A less publicized but no less salient example of the failure of "progressive" Democrats in Congress to advance the progressive agenda came in 2009, when the House of Representatives had a chance to cut off funding for the wars in Iraq and Afghanistan. 51 Democrats in the House voted against a $97 billion war supplemental bill that was expected to pass easily. Yet when the bill came back with $5 billion tacked on for the International Monetary Fund and Republicans decided to vote against the bill in symbolic opposition, progressive Democrats suddenly had a chance to actually defeat the bill and cut off war funding. When the bill actually had a chance of failing, only 32 House Democrats voted against it; the rest changed their votes to ensure that the war machine kept rolling.

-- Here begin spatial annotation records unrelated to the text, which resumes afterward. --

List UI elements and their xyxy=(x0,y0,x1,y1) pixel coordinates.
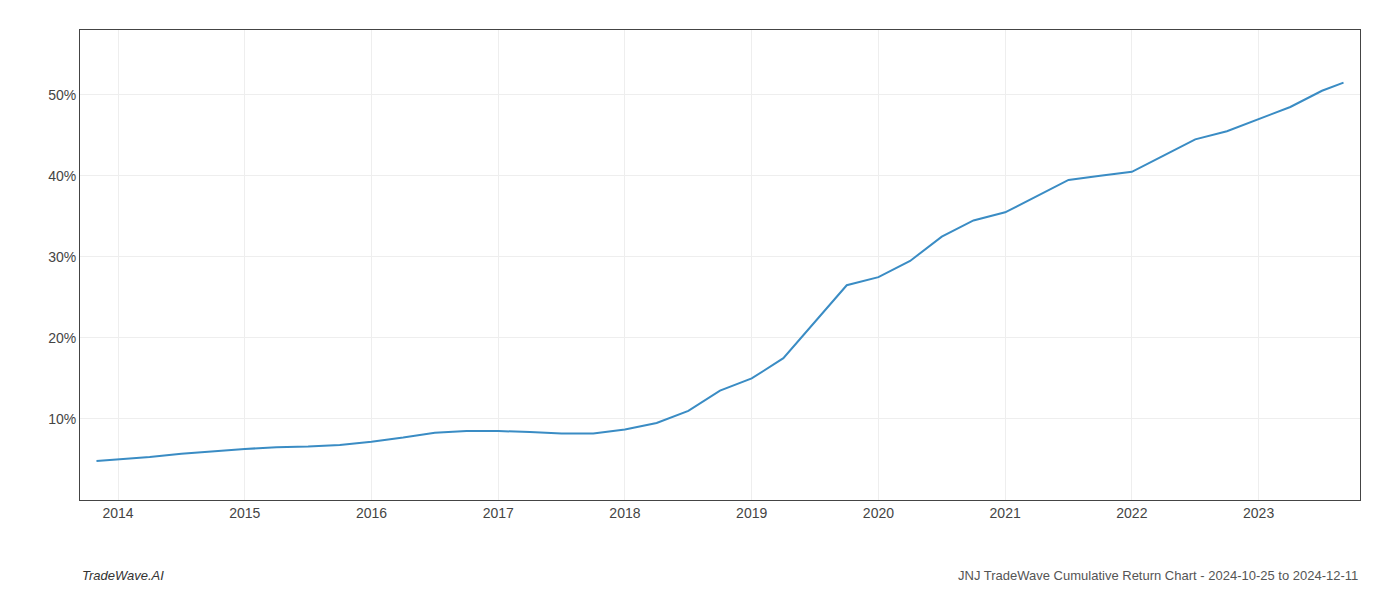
svg-text:50%: 50% xyxy=(48,87,76,103)
svg-text:2023: 2023 xyxy=(1243,505,1274,521)
svg-text:2017: 2017 xyxy=(483,505,514,521)
svg-text:2020: 2020 xyxy=(863,505,894,521)
svg-text:30%: 30% xyxy=(48,249,76,265)
svg-text:2016: 2016 xyxy=(356,505,387,521)
svg-text:2014: 2014 xyxy=(102,505,133,521)
svg-text:2019: 2019 xyxy=(736,505,767,521)
svg-text:JNJ TradeWave Cumulative Retur: JNJ TradeWave Cumulative Return Chart - … xyxy=(958,568,1358,583)
svg-text:2021: 2021 xyxy=(990,505,1021,521)
svg-text:2018: 2018 xyxy=(609,505,640,521)
svg-text:40%: 40% xyxy=(48,168,76,184)
svg-text:2022: 2022 xyxy=(1116,505,1147,521)
svg-text:TradeWave.AI: TradeWave.AI xyxy=(82,568,164,583)
svg-text:10%: 10% xyxy=(48,411,76,427)
svg-text:2015: 2015 xyxy=(229,505,260,521)
svg-text:20%: 20% xyxy=(48,330,76,346)
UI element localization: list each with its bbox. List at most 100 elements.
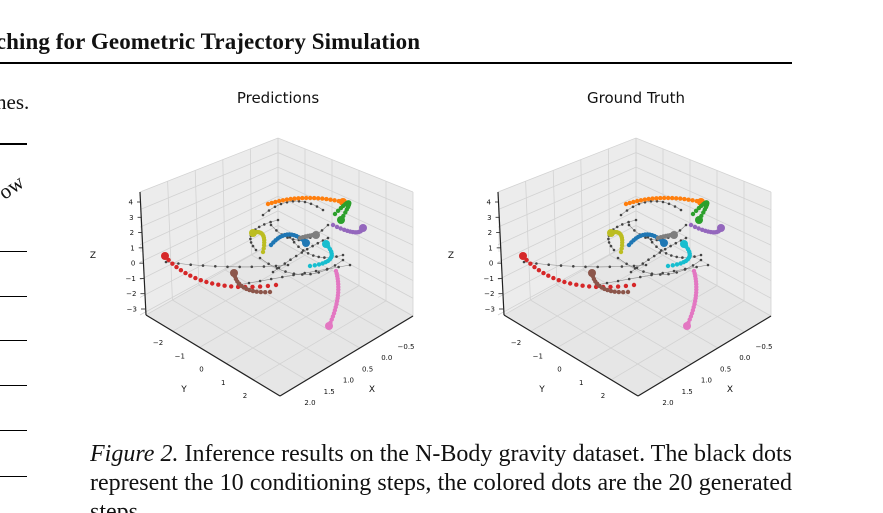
generated-dot — [562, 279, 567, 285]
z-tick-label: 3 — [129, 214, 133, 222]
conditioning-dot — [276, 218, 280, 222]
conditioning-dot — [271, 270, 275, 274]
generated-dot — [269, 200, 274, 206]
conditioning-dot — [522, 260, 526, 264]
y-tick-label: 0 — [557, 366, 561, 374]
trajectory-endpoint — [359, 224, 367, 232]
generated-dot — [261, 246, 266, 251]
z-tick-label: 4 — [129, 199, 134, 207]
conditioning-dot — [301, 249, 305, 252]
generated-dot — [670, 195, 675, 201]
conditioning-dot — [269, 223, 273, 227]
trajectory-endpoint — [683, 322, 691, 330]
generated-dot — [631, 199, 636, 205]
left-text-fragment-2: ow — [0, 169, 29, 205]
conditioning-dot — [684, 267, 687, 271]
conditioning-dot — [675, 255, 678, 259]
conditioning-dot — [664, 252, 668, 255]
conditioning-dot — [616, 279, 620, 283]
conditioning-dot — [615, 225, 619, 229]
trajectory-brown — [588, 269, 631, 295]
generated-dot — [188, 273, 193, 278]
y-tick-label: 2 — [601, 392, 605, 400]
conditioning-dot — [309, 272, 312, 276]
grid-line — [525, 181, 531, 301]
conditioning-dot — [312, 254, 315, 257]
conditioning-dot — [684, 223, 688, 227]
generated-dot — [678, 261, 683, 266]
generated-dot — [263, 290, 268, 295]
conditioning-dot — [695, 265, 698, 269]
conditioning-dot — [326, 223, 330, 227]
conditioning-dot — [283, 262, 287, 265]
grid-line — [172, 299, 307, 381]
conditioning-dot — [607, 237, 610, 241]
conditioning-dot — [633, 229, 636, 232]
trajectory-pink — [325, 268, 341, 330]
table-rule — [0, 143, 27, 145]
conditioning-dot — [667, 272, 670, 276]
x-tick-label: 1.5 — [682, 388, 693, 396]
conditioning-dot — [655, 199, 659, 203]
generated-dot — [662, 195, 667, 201]
generated-dot — [277, 198, 282, 204]
running-head: tching for Geometric Trajectory Simulati… — [0, 26, 792, 64]
trajectory-endpoint — [161, 252, 169, 260]
trajectory-endpoint — [325, 322, 333, 330]
generated-dot — [670, 263, 675, 268]
x-tick-label: 1.0 — [701, 377, 712, 385]
conditioning-dot — [634, 218, 638, 222]
generated-dot — [258, 289, 263, 295]
trajectory-endpoint — [249, 229, 257, 237]
conditioning-dot — [669, 244, 672, 248]
generated-dot — [343, 210, 348, 215]
generated-dot — [284, 197, 289, 202]
conditioning-dot — [629, 270, 633, 274]
conditioning-dot — [284, 270, 287, 273]
generated-dot — [204, 279, 209, 285]
conditioning-dot — [341, 253, 345, 257]
generated-dot — [674, 196, 679, 201]
conditioning-dot — [675, 271, 678, 274]
generated-dot — [635, 198, 640, 204]
trajectory-gray — [655, 231, 678, 241]
generated-dot — [320, 196, 325, 201]
y-axis-label: Y — [538, 385, 545, 395]
trajectory-endpoint — [322, 240, 330, 248]
conditioning-dot — [226, 265, 229, 269]
conditioning-dot — [303, 200, 307, 204]
conditioning-dot — [661, 200, 665, 204]
conditioning-dot — [644, 236, 647, 239]
generated-dot — [618, 249, 624, 255]
z-axis-line — [497, 191, 505, 316]
conditioning-dot — [621, 223, 624, 226]
ground-truth-3d-plot: Ground Truth 4 3 2 1 0 −1 −2 −3 Z −2 −1 0 1 2 Y −0.5 0.0 0… — [448, 89, 773, 407]
generated-dot — [693, 208, 699, 213]
z-tick-label: −1 — [126, 275, 136, 283]
conditioning-dot — [286, 263, 290, 267]
running-title: tching for Geometric Trajectory Simulati… — [0, 29, 421, 54]
trajectory-endpoint — [588, 269, 596, 277]
conditioning-dot — [316, 241, 320, 245]
conditioning-dot — [309, 202, 313, 206]
conditioning-dot — [267, 262, 270, 266]
generated-dot — [608, 284, 613, 290]
generated-dot — [261, 243, 267, 248]
conditioning-dot — [177, 262, 180, 265]
y-tick-label: −2 — [511, 339, 521, 347]
conditioning-dot — [261, 213, 265, 217]
generated-dot — [688, 222, 694, 228]
generated-dot — [334, 224, 340, 230]
conditioning-dot — [315, 205, 319, 208]
conditioning-dot — [663, 247, 667, 251]
panel-title: Predictions — [237, 89, 320, 107]
y-tick-label: −2 — [153, 339, 163, 347]
conditioning-dot — [323, 256, 326, 259]
grid-line — [610, 300, 745, 381]
conditioning-dot — [303, 271, 306, 275]
trajectory-green — [690, 200, 710, 224]
generated-dot — [247, 287, 252, 293]
generated-dot — [612, 289, 617, 294]
conditioning-dot — [693, 255, 696, 258]
generated-dot — [686, 197, 691, 202]
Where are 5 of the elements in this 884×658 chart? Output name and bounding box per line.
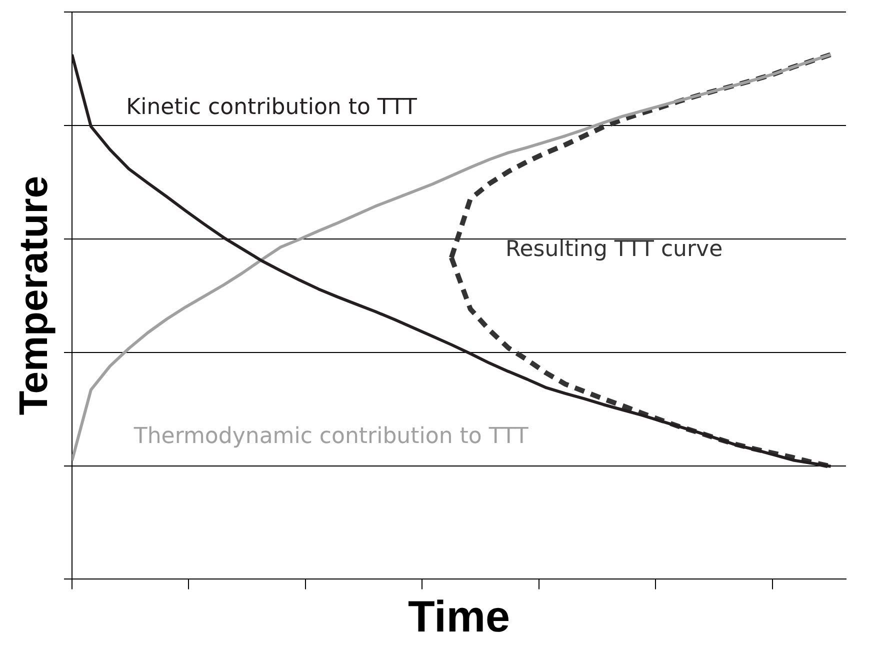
x-axis-title: Time: [408, 592, 510, 642]
y-axis-title: Temperature: [12, 176, 56, 416]
series-label: Kinetic contribution to TTT: [126, 95, 418, 120]
text: Resulting TTT curve: [505, 236, 723, 262]
text: Thermodynamic contribution to TTT: [132, 424, 529, 450]
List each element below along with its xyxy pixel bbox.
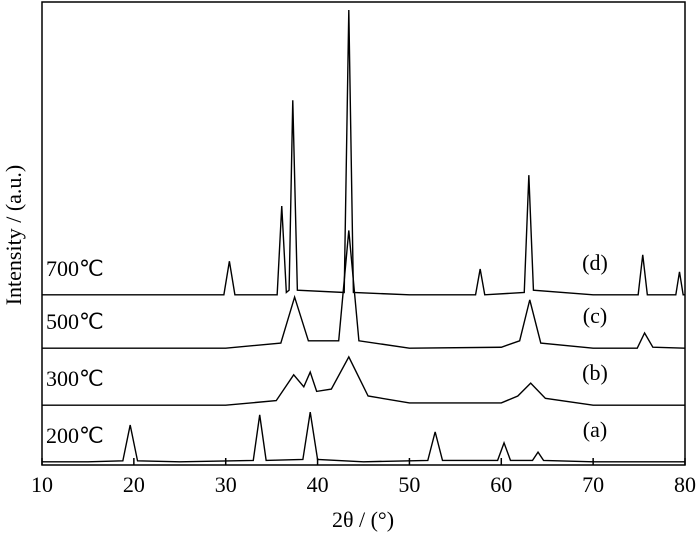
x-tick-label: 30 (215, 472, 237, 497)
temperature-label: 300℃ (46, 366, 104, 391)
spectrum-line (42, 411, 685, 463)
x-axis-label: 2θ / (°) (332, 507, 394, 532)
x-tick-label: 20 (123, 472, 145, 497)
x-tick-label: 80 (674, 472, 696, 497)
curve-label: (d) (582, 250, 608, 275)
temperature-label: 700℃ (46, 256, 104, 281)
curve-label: (c) (583, 303, 607, 328)
spectrum-line (42, 355, 685, 406)
x-tick-label: 70 (582, 472, 604, 497)
plot-frame (41, 1, 686, 466)
x-tick-label: 40 (307, 472, 329, 497)
temperature-label: 500℃ (46, 309, 104, 334)
curve-label: (b) (582, 360, 608, 385)
spectrum-line (42, 10, 685, 296)
y-axis-label: Intensity / (a.u.) (1, 165, 26, 306)
curve-label: (a) (583, 417, 607, 442)
x-tick-label: 60 (490, 472, 512, 497)
x-tick-label: 10 (31, 472, 53, 497)
x-tick-label: 50 (398, 472, 420, 497)
temperature-label: 200℃ (46, 423, 104, 448)
spectrum-line (42, 230, 686, 349)
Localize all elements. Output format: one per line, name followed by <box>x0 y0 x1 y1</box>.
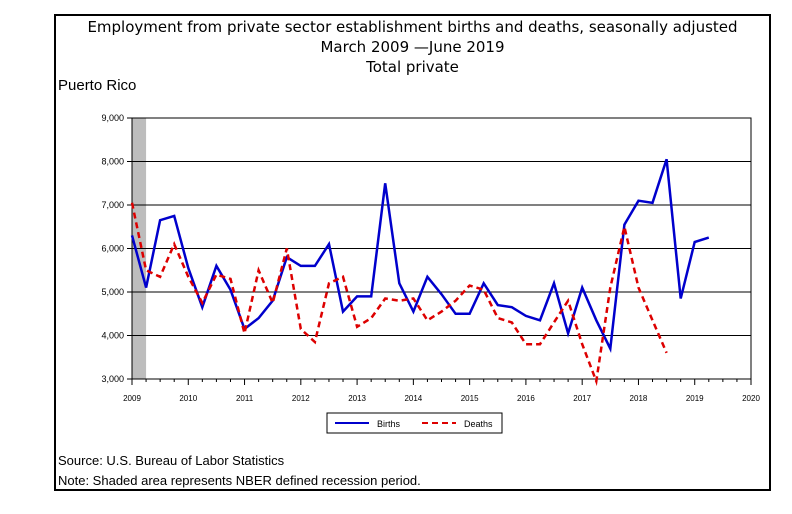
x-tick-label: 2017 <box>573 394 591 403</box>
series-line-deaths <box>130 202 668 387</box>
y-tick-label: 6,000 <box>101 244 124 254</box>
x-tick-label: 2011 <box>236 394 254 403</box>
recession-note: Note: Shaded area represents NBER define… <box>58 473 421 488</box>
legend: Births Deaths <box>326 412 503 434</box>
x-tick-label: 2020 <box>742 394 760 403</box>
y-tick-label: 9,000 <box>101 113 124 123</box>
x-tick-label: 2013 <box>348 394 366 403</box>
chart-subtitle: March 2009 —June 2019 <box>320 38 505 56</box>
x-tick-label: 2012 <box>292 394 310 403</box>
y-tick-label: 8,000 <box>101 157 124 167</box>
legend-box <box>326 412 503 434</box>
source-note: Source: U.S. Bureau of Labor Statistics <box>58 453 285 468</box>
x-tick-label: 2019 <box>686 394 704 403</box>
y-tick-label: 5,000 <box>101 287 124 297</box>
x-tick-label: 2014 <box>404 394 422 403</box>
x-tick-label: 2015 <box>461 394 479 403</box>
y-tick-label: 7,000 <box>101 200 124 210</box>
y-tick-label: 4,000 <box>101 331 124 341</box>
y-tick-label: 3,000 <box>101 374 124 384</box>
legend-label-births: Births <box>377 419 401 429</box>
chart-title: Employment from private sector establish… <box>87 18 738 36</box>
chart-frame <box>54 14 771 491</box>
legend-label-deaths: Deaths <box>464 419 493 429</box>
x-tick-label: 2010 <box>179 394 197 403</box>
x-tick-label: 2016 <box>517 394 535 403</box>
series-line-births <box>130 158 710 353</box>
region-label: Puerto Rico <box>58 77 137 94</box>
chart-sub-subtitle: Total private <box>366 58 459 76</box>
x-tick-label: 2018 <box>630 394 648 403</box>
x-tick-label: 2009 <box>123 394 141 403</box>
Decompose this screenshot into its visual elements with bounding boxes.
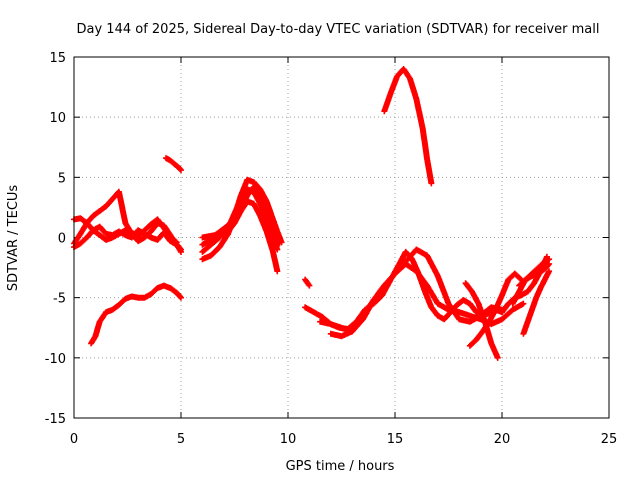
- y-tick-label: -10: [45, 352, 66, 367]
- grid: [74, 57, 609, 418]
- series-track-p: [462, 280, 501, 361]
- series-track-e: [163, 155, 184, 174]
- x-tick-label: 0: [70, 432, 78, 447]
- x-axis-label: GPS time / hours: [286, 459, 395, 474]
- data-point-markers: [466, 270, 525, 349]
- series-track-l: [317, 261, 527, 335]
- series-track-d: [88, 282, 184, 347]
- data-points: [71, 66, 553, 361]
- data-point-markers: [317, 261, 527, 335]
- data-point-markers: [516, 260, 553, 289]
- y-axis-label: SDTVAR / TECUs: [6, 185, 21, 292]
- data-point-markers: [462, 280, 501, 361]
- series-track-j: [302, 276, 313, 289]
- data-point-markers: [302, 276, 313, 289]
- series-track-s: [520, 268, 553, 337]
- y-tick-label: 15: [49, 51, 66, 66]
- x-tick-label: 15: [387, 432, 404, 447]
- y-tick-label: -15: [45, 412, 66, 427]
- y-tick-label: 10: [49, 111, 66, 126]
- axis-ticks: 0 5 10 15 20 25 15 10 5 0 -5 -10 -15: [45, 51, 618, 447]
- data-point-markers: [88, 282, 184, 347]
- y-tick-label: 5: [58, 171, 66, 186]
- chart-title: Day 144 of 2025, Sidereal Day-to-day VTE…: [77, 22, 600, 37]
- x-tick-label: 20: [494, 432, 511, 447]
- data-point-markers: [199, 184, 283, 247]
- x-tick-label: 25: [601, 432, 618, 447]
- series-track-i: [199, 184, 283, 247]
- series-track-n: [381, 66, 435, 187]
- data-point-markers: [163, 155, 184, 174]
- y-tick-label: 0: [58, 232, 66, 247]
- y-tick-label: -5: [53, 292, 66, 307]
- data-point-markers: [381, 66, 435, 187]
- series-track-t: [516, 260, 553, 289]
- data-point-markers: [327, 246, 505, 340]
- series-track-m: [327, 246, 505, 340]
- x-tick-label: 10: [280, 432, 297, 447]
- plot-frame: [73, 56, 610, 419]
- series-track-o: [466, 270, 525, 349]
- data-point-markers: [520, 268, 553, 337]
- x-tick-label: 5: [177, 432, 185, 447]
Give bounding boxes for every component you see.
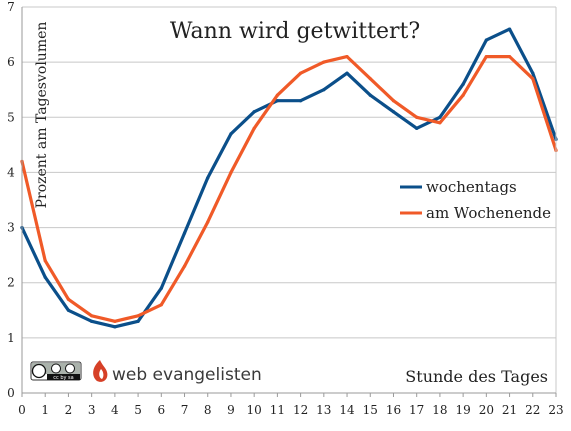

As Glenn Greenwald ably described in his absolute-must-read article "The Democratic Party's Deceitful Game", the modern Democratic Party consistently pretends to support any progressive legislation that its voters want, until they have the opportunity to actually pass such legislation. When that time comes, the Democrats always resort to a litany of tricks and excuses to convince progressive voters that they tried their best, while they quietly continue the agenda of their corporatist and militarist funders uninterrupted.
While progressive Democratic politicians can be counted on for lip service to progressive ideals, they have a tendency to fall in line behind their leaders' corporatist, militarist agenda while failing to achieve all but the tiniest crumbs of progress which are often tacked on to bills sending billions in taxpayer funds to the economic and military elites. The function, if not necessarily the intent, of the progressive Democrat movement has been to keep progressives pouring their energy and resources into a party that has become fundamentally opposed to their worldview. At this point, voting for Democrats as the "lesser evil" only enables them to keep moving rightward with impunity, and ultimately only reinforces an increasingly unacceptable system. Voting for the lesser evil again and again out of fear has brought us exactly what we feared.